En l'occurrence, le docteur [P] retient un taux de déficit fonctionnel permanent de 6'%. Ce poste de préjudice corporel sera évalué, pour un homme âgé de 48 ans à la consolidation, à la somme de 9.840,00 €.
* * *
Le préjudice corporel global subi par M. [G] s'établit ainsi à la somme de 46.831,33 €. Soit, après imputation des débours définitifs de la caisse nationale militaire de la sécurité sociale, et de la somme de 16.200,00 € déjà réglée à titre provisionnel, une somme de 29.653,36 € qui, par application de l'article 1231-7 du code civil, portera intérêts au taux légal sur la somme de 14.653,36 € à compter du prononcé du jugement, soit le 09/12/2019, et à compter de la date du prononcé du présent arrêt, pour le surplus des sommes dues.
Sur les demandes annexes':
Les dispositions du jugement relatives aux dépens et aux frais irrépétibles alloués à la victime doivent être confirmées.
La SA Allianz IARD succombe partiellement dans ses prétentions et supportera la charge des entiers dépens d'appel.
L'équité commande d'allouer à M. [K] [G] une indemnité de 2.000,00 € (deux mille euros) au titre des frais irrépétibles exposés devant la cour.
PAR CES MOTIFS
La Cour,
Confirme le jugement entrepris,
- hormis au titre de l'incidence professionnelle et
- hormis sur le montant de l'indemnisation de la victime et les sommes lui revenant.
Statuant à nouveau sur les points infirmés et y ajoutant,
Évalue le préjudice corporel de M. [K] [G] à la somme de 46.831,33 € (quarante six mille huit cent trente et un euros et trente trois cents).

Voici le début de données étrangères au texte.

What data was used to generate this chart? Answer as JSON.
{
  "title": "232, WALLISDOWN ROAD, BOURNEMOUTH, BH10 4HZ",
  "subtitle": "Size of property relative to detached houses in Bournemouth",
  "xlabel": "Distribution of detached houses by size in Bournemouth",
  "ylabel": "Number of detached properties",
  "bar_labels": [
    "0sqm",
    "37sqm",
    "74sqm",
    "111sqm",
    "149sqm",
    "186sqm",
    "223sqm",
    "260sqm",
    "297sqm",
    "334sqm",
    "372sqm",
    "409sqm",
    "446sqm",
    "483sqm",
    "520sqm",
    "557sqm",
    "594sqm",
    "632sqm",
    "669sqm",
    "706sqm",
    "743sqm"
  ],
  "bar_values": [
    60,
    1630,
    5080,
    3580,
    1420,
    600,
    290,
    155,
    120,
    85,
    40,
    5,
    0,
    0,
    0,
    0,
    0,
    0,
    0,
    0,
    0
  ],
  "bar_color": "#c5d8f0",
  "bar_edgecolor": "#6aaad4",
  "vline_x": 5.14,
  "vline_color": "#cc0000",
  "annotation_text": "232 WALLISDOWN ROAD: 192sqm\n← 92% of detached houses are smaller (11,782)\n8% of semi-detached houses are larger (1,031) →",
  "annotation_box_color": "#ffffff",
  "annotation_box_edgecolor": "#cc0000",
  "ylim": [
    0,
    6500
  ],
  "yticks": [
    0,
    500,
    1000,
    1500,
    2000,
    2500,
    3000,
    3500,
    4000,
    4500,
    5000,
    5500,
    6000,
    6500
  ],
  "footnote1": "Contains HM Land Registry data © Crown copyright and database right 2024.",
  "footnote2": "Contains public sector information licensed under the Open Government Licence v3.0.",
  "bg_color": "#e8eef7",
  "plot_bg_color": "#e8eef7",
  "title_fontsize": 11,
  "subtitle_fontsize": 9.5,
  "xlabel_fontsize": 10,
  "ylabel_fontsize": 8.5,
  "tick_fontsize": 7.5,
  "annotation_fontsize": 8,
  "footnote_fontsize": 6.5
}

Condamne la SA Allianz IARD à payer à M. [K] [G] la somme de 29.653,36 € (vingt neuf mille six cent cinquante trois euros et trente six cents), après imputation des débours définitifs de la caisse nationale militaire de la sécurité sociale, et de la somme de 16.200,00 € (seize mille deux cents euros) déjà réglée à titre provisionnel.
Dit que la somme de 29.653,36 € (vingt neuf mille six cent cinquante trois euros et trente six cents) portera intérêts au taux légal sur la somme de 14.653,36 € (quatorze mille six cent cinquante trois euros et trente six cents) à compter du 09/12/2019, et à compter de la date du prononcé du présent arrêt, pour le surplus des sommes dues.
Condamne la SA Allianz IARD à payer à M. [K] [G] la somme de 2.000,00 € (deux mille euros) sur le fondement de l'article 700 du code de procédure civile, au titre des frais irrépétibles qu'il a exposés en cause d'appel.
Condamne la SA Allianz IARD au paiement des dépens de l'appel qui seront recouvrés conformément aux dispositions de l'article 699 du code de procédure civile.